Rule tagging. Currently used for Mitre Att&ck feature.

mitre = ["T1052"]

PercentileThreshold

Percentile below which values are considered anomalous. Will affect the value of the percentile_threshold_count (p-value) expression, such as in the expression num_observations<percentile_threshold_count.

0.1

RuleExpression

Expression that defines when the rule should trigger.

In model based rules num_observations indicates how many times the current value (feature) was observed. 0 means never observed before (first). Other model based expressions are:

  • num_observations – the number of times this feature appears in the model.

  • probability – the number of times the current value exists in the model divided by the total data points in the model.

  • total_events – the number of data points in the model.

  • num_bins– the number of bins in the model.

  • confidence_factor – the result of the calculation ((N-C)/N)^a in which N=total data points in the model, C=number of bins, and a=alpha.

  • ConfidenceFactorAboveOrEqual() – returns true if confidence_factor is above or equal 0.8. The 0.8 threshold is defined in the GlobalConfidenceFactor parameter in the configuration file. ConfidenceFactorAboveOrEqual(n) can also be used to specify a different threshold.

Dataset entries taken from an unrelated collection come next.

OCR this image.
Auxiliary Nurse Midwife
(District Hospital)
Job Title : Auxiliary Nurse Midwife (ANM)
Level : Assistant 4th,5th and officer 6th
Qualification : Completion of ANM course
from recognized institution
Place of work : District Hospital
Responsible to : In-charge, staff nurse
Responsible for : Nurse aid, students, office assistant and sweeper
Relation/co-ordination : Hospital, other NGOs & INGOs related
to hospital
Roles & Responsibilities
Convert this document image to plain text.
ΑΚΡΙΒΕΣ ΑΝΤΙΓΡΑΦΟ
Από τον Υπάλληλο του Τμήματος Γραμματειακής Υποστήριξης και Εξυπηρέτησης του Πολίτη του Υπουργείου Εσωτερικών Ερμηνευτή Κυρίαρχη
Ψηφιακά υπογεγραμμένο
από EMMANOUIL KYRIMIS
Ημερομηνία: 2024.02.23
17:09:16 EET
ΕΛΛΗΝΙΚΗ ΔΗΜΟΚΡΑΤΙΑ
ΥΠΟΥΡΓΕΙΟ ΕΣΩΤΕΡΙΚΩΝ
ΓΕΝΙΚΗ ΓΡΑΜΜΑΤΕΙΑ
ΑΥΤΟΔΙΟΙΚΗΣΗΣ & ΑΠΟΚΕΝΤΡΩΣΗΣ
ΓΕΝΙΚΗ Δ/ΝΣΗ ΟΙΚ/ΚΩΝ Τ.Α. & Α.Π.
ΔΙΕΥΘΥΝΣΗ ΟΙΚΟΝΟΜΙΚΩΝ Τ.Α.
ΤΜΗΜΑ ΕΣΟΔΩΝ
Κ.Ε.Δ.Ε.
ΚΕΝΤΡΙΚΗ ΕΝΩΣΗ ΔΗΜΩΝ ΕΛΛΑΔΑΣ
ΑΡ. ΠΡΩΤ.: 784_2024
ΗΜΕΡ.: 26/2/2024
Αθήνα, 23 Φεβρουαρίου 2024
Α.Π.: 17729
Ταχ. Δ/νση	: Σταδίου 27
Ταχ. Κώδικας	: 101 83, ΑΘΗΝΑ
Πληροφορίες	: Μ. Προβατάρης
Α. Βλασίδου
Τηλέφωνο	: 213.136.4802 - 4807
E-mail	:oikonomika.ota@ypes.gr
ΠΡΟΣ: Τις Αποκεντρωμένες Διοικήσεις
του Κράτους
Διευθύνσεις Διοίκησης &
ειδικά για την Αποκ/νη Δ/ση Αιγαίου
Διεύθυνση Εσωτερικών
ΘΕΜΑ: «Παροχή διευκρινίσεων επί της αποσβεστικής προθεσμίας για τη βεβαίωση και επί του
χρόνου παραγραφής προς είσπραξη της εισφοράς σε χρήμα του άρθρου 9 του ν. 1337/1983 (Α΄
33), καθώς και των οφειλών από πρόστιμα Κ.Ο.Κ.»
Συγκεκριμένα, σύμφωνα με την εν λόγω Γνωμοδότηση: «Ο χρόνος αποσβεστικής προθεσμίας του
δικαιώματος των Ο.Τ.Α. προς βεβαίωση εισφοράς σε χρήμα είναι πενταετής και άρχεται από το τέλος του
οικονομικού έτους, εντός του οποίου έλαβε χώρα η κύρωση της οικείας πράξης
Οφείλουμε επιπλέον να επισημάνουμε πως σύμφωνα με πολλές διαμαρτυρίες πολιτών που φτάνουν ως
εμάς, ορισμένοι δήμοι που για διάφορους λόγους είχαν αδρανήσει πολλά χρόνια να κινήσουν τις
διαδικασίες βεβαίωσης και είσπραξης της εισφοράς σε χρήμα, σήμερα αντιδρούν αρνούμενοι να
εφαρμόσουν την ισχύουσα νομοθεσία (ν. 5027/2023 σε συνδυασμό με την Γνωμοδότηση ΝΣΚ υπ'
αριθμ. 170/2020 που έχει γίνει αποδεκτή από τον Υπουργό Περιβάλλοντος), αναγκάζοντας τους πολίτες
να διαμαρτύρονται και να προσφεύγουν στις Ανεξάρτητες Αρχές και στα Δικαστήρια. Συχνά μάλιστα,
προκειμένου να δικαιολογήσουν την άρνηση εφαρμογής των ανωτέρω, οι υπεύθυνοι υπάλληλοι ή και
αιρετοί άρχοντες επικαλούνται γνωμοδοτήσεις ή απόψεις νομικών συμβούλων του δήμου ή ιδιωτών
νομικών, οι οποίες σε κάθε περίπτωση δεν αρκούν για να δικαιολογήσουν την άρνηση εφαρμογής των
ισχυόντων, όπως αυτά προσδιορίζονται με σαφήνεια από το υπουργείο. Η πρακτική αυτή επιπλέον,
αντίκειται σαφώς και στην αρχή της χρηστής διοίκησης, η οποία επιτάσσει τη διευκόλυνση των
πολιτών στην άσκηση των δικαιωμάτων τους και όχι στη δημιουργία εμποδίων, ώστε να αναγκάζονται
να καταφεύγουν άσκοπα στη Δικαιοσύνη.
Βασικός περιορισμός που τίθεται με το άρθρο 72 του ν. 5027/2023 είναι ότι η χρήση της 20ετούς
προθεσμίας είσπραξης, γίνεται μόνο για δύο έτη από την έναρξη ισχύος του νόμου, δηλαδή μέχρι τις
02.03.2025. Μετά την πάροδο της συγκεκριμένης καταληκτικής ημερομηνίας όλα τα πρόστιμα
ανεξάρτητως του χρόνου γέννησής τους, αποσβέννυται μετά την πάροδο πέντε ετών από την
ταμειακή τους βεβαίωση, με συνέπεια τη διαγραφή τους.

num_observations=0 && ConfidenceFactorAboveOrEqual()

DependencyExpression

Whether the rule should trigger only if a different rule has triggered (or not) on the same event. Other rules are referenced by Id and can be used in boolean operations, for example (R1 || R2) && !R3.

NA

ScoreTarget (optional)

For asset based rules, with events with both a dest and src, send the points to only the one specified in scoreTarget.

scoreTarget = src_host

Rule Example

The following example contains many of the attributes described in the rule attributes table.

PR-UP-F {
    RuleName = "First print activity from printer for user"
    RuleDescription = "This is the first time for this user to print from this printer"
    ReasonTemplate = "First print activity from printer {default|featureValue|histogram} for user"
    AggregateReasonTemplate = "First print activity from printer for user: {default|featureValue|histogram}"
    RuleType = "session"    RuleCategory = "Data Loss Prevention"
    ClassifyIf = """count(printer_name, 'print-activity')=1"""
    RuleEventTypes = [
	  "print-activity"
    ]
    Disabled = "FALSE"
    Model = "PR-UP"
    FactFeatureName = "printer_name"
    Score = "10.0"
    RuleLabels {
 	  mitre = ["T1052"]
    }
    PercentileThreshold = "0.1"
    RuleExpression = """num_observations=0 && ConfidenceFactorAboveOrEqual()"""
    DependencyExpression = "NA"
  }